Montag, 14 Mai 2012 11:33

Die Stadtbahn zwischen Geesthacht und Bergedorf – realisierbare Vision oder nur eine undurchführbare Illusion?

Gemeinsamer Antrag von Bündnis90/Die Grünen und der CDU auf der Ratsversammlung

Gerhard Bolte

Gerhard Bolte (Die Grünen) plädiert für die Stadtbahn. Foto: T. Bartel

Geesthacht (tba). Die Idee, eine Schienenanbindung für den Personenverkehr zwischen Geesthacht und Bergedorf und somit zu Hamburg zu konzipieren ist nicht ganz neu. Bereits im Jahr 1998 hatte der damalige Geesthachter Bürgermeister Peter Walter die Möglichkeit eines Personen-Schienenverkehrs nach Hamburg prüfen lassen, und die Gremien kamen zum damaligen Zeitpunkt zu einem negativen Resultat: Nicht machbar!

Nun ein neuer Vorstoß des Bündnis90/Die Grünen (wir berichteten), der nun in einem gemeinsamen Antrag an die Ratsversammlung mit der CDU-Fraktion auf der letzten Sitzung eingebracht wurde.

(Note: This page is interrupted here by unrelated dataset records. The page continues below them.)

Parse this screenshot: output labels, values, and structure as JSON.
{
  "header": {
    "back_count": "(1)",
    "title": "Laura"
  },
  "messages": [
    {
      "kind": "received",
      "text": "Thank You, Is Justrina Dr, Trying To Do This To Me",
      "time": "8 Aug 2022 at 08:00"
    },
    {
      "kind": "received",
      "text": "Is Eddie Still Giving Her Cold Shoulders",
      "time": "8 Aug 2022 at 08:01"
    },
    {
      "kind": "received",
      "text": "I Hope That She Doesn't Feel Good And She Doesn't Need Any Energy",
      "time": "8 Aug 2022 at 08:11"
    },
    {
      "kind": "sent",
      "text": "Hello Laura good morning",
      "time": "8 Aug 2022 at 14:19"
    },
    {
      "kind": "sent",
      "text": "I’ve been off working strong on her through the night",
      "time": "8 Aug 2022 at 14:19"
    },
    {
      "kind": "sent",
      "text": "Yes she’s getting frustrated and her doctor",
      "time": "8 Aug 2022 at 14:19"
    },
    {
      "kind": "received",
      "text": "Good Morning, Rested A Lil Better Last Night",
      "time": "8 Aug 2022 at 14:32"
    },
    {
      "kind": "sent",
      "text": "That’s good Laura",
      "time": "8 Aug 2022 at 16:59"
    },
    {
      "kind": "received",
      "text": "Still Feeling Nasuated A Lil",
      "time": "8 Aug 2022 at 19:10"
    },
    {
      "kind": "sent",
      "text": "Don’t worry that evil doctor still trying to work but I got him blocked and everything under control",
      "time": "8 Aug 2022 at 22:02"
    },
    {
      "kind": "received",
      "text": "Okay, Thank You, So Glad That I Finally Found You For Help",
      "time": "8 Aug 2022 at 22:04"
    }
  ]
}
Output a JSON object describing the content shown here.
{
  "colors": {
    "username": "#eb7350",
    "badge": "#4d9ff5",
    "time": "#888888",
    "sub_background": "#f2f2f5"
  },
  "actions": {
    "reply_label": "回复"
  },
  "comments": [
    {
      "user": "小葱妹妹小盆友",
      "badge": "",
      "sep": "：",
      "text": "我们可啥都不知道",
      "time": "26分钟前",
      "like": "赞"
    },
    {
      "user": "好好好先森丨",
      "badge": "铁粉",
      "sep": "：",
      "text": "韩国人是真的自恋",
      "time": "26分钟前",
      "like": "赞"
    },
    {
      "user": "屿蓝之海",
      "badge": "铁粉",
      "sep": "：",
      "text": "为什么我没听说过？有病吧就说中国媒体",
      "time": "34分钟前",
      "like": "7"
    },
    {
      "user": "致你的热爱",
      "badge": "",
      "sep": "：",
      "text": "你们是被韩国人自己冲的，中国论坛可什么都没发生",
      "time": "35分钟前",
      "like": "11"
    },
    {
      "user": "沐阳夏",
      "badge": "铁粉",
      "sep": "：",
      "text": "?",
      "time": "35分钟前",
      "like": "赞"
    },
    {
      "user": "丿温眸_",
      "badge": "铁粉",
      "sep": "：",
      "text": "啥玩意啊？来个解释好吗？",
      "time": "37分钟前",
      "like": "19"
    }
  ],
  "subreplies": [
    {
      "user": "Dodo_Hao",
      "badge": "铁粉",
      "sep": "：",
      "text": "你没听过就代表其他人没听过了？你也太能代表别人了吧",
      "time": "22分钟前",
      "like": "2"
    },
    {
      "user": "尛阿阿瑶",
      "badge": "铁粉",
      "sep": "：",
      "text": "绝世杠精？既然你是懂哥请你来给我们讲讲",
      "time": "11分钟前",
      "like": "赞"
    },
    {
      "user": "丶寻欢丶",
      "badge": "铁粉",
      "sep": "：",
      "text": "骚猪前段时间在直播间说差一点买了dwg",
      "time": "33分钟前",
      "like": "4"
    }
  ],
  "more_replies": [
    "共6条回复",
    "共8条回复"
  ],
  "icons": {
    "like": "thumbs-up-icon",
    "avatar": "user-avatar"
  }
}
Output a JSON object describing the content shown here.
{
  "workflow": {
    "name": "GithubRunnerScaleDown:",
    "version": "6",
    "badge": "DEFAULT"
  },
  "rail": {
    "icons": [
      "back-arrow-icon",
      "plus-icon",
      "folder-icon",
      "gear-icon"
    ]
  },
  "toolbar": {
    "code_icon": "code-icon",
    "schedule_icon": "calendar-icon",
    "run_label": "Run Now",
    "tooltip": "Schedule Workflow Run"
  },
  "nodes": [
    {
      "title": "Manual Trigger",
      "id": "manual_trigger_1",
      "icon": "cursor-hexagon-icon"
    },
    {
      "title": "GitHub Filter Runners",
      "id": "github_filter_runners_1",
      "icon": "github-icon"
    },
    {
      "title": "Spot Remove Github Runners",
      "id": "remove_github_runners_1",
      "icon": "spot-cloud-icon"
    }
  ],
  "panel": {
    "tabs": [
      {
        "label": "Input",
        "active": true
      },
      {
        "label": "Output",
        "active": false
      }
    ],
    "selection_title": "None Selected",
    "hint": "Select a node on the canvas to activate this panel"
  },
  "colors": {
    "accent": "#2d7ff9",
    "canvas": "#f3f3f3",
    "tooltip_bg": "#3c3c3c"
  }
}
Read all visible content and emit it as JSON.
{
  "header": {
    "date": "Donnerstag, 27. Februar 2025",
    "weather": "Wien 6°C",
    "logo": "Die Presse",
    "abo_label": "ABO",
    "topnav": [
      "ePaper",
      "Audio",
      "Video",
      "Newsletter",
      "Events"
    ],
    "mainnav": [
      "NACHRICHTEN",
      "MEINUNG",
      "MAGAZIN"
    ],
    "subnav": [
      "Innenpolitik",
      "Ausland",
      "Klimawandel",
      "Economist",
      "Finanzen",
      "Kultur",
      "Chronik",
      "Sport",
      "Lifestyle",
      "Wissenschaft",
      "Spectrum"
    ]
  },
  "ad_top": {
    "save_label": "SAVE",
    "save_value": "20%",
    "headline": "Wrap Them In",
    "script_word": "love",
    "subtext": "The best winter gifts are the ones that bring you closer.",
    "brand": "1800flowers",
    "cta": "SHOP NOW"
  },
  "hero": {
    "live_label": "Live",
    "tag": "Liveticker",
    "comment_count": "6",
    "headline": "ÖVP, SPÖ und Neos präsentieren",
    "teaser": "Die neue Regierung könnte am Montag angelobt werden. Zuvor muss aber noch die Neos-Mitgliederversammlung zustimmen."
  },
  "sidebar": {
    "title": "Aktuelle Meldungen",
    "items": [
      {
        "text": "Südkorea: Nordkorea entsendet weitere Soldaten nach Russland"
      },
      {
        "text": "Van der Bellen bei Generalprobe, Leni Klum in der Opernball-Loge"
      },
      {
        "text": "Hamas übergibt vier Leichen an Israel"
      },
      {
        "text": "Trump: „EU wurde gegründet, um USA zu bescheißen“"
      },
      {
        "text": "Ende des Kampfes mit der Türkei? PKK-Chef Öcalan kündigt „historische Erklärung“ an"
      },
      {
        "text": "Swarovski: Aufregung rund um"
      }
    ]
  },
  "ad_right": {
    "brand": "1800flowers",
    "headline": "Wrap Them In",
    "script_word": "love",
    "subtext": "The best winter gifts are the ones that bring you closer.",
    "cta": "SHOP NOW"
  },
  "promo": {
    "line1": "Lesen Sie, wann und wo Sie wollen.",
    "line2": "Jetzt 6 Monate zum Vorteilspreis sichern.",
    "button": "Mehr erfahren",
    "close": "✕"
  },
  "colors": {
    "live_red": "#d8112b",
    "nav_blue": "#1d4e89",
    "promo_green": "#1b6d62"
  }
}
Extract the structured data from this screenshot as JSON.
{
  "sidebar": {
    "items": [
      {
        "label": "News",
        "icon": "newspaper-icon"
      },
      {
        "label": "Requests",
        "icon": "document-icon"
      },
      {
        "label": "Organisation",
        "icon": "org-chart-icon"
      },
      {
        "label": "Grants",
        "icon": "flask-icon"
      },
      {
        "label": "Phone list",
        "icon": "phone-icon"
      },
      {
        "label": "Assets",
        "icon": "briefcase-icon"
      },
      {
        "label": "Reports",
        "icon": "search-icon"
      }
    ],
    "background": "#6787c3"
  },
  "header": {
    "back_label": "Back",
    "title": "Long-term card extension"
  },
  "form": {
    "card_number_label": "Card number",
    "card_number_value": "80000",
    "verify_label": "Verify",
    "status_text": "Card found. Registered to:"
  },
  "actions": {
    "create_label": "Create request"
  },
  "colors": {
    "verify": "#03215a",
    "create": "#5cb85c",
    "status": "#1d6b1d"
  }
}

Der Antrag lautete wie folgt:

„Die Ratsversammlung möge beschließen: Die Ratsversammlung der Stadt Geesthacht fordert auf/bittet die zuständigen Gremien sich dafür einzusetzen alle Möglichkeiten einer Personenbeförderung auf der Schiene zwischen Geesthacht und Bergedorf erneut zu untersuchen. Dabei sind insbesondere die Möglichkeiten der Einführung einer Stadtbahn zu prüfen.“

„Es kann nicht angehen, dass Geesthacht als größte Stadt im Kreis keine Bahnanbindung nach Hamburg hat“, sagte Gerhard Boll (Grüne), „die derzeitige Busverbindung ist wenig attraktiv und die Bürger fahren sowieso lieber Bahn als Bus. Desweiteren würde der Pendlerverkehr und damit die Verkerssituation auf der Straße entlastet.“

Karsten Steffen (CDU) konnte dieser Argumentation folgen, machte jedoch Einschränkungen: „Die Bahnverbindung nach Hamburg ist eine wünschenswerte Vision, aber wann sie kommt kann derzeit keiner sagen. Derzeit haben wir keine finanziellen Mittel dafür und möchten mit unserem Antrag lediglich ein Prüfverfahren in Gang setzen.“

Ali Demirhan (Grüne) sieht zwar die finanzielle Problematik, aber „Aufgabe der Ratsversammlung ist es jetzt die Stimme zu erheben und die Bahnanbindung zu fordern, egal ob sie dann in fünf, zehn oder fünfzehn Jahren kommt.“

Rüdiger Tonn (FDP) lehnte den Antrag ab. „Durch Lückenbebauung sind ganze Stadtteile verändert worden und neue Straßen dazu gekommen. Somit ist die alte Trasse nicht mehr nutzbar“, so seine Argumentation, „wir würden sonst quasi durch das Wohnzimmer einzelner Bürger fahren.“ Im Übrigen sieht er in der Einführung einer Stadtbahn keine Entlastung des Durchgangsverkehrs.

Auch Bürgermeister Dr. Volker Manow stand nicht hinter dem Antrag. „Ein Mobilitätsplan für Hamburg und das Umland liegt mehr oder weniger vor“, so seine Erklärung, „aber es steht nicht drin, wer das alles bezahlen soll und Hamburg wird uns bestimmt nichts schenken.“

Zum Schluss gab es eine klare Mehrheit für den Antrag. Mit 16 zu neun Ja-Stimmen sowie 3 Enthaltungen wurde der Antrag von Bündnis90/Die Grünen und der CDU angenommen, einen Prüfungsauftrag an die zuständigen Gremien zu stellen.